Akıllı telefon kullanımı çocukları ve gençleri yetişkinlerden farklı olarak nasıl etkiliyor?

   -Lembke: Çocukların beyinleri, en az kullandıkları devrelerin budandığı [kesildiği] ve en sık kullandıkları devrelerin miyelinleşme adı verilen bir süreçle daha verimli hale getirildiği hızlı bir gelişim sürecinden geçiyor . Bu nedenle, çocukluk ve ergenlik, yetişkin beyni için iskele sağlayacak sinir devrelerinin inşa edilmesinin kritik bir zamanıdır.

Çocuklar tüm zamanlarını çevrimiçi geçiriyorlarsa, bunun için karmaşık ve ayrıntılı bir sinirsel iskeletleri olacaktır; ancak ertelenmiş tatmin öğrenme, hayal kırıklığına tolerans, yüz yüze sosyalleşme, zihin-beden bağlantısı vb. gibi diğer önemli aktiviteler için bu iskeletleri olmayacaktır.
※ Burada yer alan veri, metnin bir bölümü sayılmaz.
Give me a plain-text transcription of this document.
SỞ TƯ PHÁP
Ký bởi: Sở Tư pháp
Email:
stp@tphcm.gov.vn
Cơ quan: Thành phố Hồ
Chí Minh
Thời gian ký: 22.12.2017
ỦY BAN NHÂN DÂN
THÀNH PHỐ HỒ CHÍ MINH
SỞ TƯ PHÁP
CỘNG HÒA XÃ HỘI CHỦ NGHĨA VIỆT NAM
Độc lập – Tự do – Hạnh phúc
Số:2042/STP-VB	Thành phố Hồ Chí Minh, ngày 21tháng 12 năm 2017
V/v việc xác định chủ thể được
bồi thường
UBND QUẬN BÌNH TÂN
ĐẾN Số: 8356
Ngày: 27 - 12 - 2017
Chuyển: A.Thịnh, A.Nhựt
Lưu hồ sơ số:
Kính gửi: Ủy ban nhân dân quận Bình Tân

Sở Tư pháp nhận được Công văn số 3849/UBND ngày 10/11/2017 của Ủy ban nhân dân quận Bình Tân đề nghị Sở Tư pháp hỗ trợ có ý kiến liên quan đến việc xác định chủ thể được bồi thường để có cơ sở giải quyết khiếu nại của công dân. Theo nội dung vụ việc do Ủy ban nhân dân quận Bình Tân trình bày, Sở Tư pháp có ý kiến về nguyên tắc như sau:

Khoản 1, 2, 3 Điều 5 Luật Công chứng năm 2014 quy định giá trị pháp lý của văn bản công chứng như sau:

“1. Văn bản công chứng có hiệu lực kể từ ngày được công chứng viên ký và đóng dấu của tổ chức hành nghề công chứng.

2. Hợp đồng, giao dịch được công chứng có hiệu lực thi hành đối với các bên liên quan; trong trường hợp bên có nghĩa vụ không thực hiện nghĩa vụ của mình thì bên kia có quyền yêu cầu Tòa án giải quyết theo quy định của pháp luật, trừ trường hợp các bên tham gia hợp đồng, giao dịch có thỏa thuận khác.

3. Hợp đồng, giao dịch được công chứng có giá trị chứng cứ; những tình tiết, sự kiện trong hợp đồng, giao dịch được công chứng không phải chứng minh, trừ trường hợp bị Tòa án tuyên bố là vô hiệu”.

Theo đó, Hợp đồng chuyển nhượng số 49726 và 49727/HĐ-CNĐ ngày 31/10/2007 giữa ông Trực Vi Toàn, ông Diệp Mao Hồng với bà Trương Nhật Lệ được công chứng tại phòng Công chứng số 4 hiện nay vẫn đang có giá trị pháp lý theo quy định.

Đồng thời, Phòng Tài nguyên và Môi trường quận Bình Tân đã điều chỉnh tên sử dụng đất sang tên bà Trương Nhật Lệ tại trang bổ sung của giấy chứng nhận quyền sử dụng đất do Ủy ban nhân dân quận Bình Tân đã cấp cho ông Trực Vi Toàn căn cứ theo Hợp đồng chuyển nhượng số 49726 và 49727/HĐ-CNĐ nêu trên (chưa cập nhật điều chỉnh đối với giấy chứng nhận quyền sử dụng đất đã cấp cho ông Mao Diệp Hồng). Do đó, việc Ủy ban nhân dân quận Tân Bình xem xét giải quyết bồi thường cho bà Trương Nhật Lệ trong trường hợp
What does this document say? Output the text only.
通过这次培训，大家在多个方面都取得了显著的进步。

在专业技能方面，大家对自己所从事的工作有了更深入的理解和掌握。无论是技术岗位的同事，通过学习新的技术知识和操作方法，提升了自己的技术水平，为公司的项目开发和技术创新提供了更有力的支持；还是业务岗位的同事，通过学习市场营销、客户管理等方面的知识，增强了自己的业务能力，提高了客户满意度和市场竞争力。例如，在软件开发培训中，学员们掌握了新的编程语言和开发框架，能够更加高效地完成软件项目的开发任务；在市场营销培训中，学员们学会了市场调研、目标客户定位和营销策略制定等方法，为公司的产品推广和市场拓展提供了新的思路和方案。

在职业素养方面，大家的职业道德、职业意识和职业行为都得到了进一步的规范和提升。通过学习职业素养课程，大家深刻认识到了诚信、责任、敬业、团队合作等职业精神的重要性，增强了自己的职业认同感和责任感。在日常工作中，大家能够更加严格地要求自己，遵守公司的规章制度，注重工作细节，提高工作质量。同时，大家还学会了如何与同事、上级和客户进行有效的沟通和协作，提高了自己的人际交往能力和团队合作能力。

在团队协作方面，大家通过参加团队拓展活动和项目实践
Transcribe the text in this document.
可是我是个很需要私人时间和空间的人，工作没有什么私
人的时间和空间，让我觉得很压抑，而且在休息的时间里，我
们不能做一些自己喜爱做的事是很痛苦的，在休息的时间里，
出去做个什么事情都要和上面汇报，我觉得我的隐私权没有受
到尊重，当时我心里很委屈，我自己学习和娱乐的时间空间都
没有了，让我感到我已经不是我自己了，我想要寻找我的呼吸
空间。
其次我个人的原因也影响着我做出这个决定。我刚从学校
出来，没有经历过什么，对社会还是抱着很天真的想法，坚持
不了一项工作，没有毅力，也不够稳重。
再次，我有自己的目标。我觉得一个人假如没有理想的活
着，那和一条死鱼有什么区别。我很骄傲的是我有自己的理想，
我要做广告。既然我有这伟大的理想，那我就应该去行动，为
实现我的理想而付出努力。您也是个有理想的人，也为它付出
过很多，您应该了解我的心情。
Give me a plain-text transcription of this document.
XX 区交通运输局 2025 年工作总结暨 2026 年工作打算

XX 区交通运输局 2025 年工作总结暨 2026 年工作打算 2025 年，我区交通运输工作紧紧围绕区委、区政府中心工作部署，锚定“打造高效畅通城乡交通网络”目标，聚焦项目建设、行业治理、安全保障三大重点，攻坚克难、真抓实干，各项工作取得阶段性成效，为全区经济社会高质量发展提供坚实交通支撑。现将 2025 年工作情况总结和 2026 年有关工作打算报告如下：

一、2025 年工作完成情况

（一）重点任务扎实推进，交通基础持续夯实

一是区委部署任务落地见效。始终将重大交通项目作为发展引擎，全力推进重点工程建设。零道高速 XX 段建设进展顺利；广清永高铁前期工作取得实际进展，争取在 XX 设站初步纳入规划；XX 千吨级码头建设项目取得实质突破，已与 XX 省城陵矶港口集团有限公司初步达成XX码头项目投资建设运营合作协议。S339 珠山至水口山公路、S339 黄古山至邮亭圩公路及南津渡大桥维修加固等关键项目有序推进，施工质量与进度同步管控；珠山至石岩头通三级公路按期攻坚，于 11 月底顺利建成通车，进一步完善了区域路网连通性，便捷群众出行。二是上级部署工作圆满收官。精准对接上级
Ayrıca, ergenler sosyal ipuçlarına karşı son derece hassastırlar ve bu nedenle internetin sosyal bulaşma etkisinden etkilenme olasılıkları daha yüksektir.

   -Mark: Çocukların gelişmekte olan zihinleri vardır ve zihnin yönetici işlev adı verilen bir kısmı vardır ve bu, çocuklar ergen olana kadar gerçekten olgunlaşmaz. Beynin gerçekten önemli bir kısmıdır çünkü dikkat dağıtıcı şeyleri filtrelememize yardımcı olur. Ancak çocuklar için beynin bu kısmı tamamen gelişmemiştir, bu yüzden dikkat dağıtıcı şeyleri kontrol etme konusunda daha büyük insanlar kadar büyük bir yetenekleri yoktur.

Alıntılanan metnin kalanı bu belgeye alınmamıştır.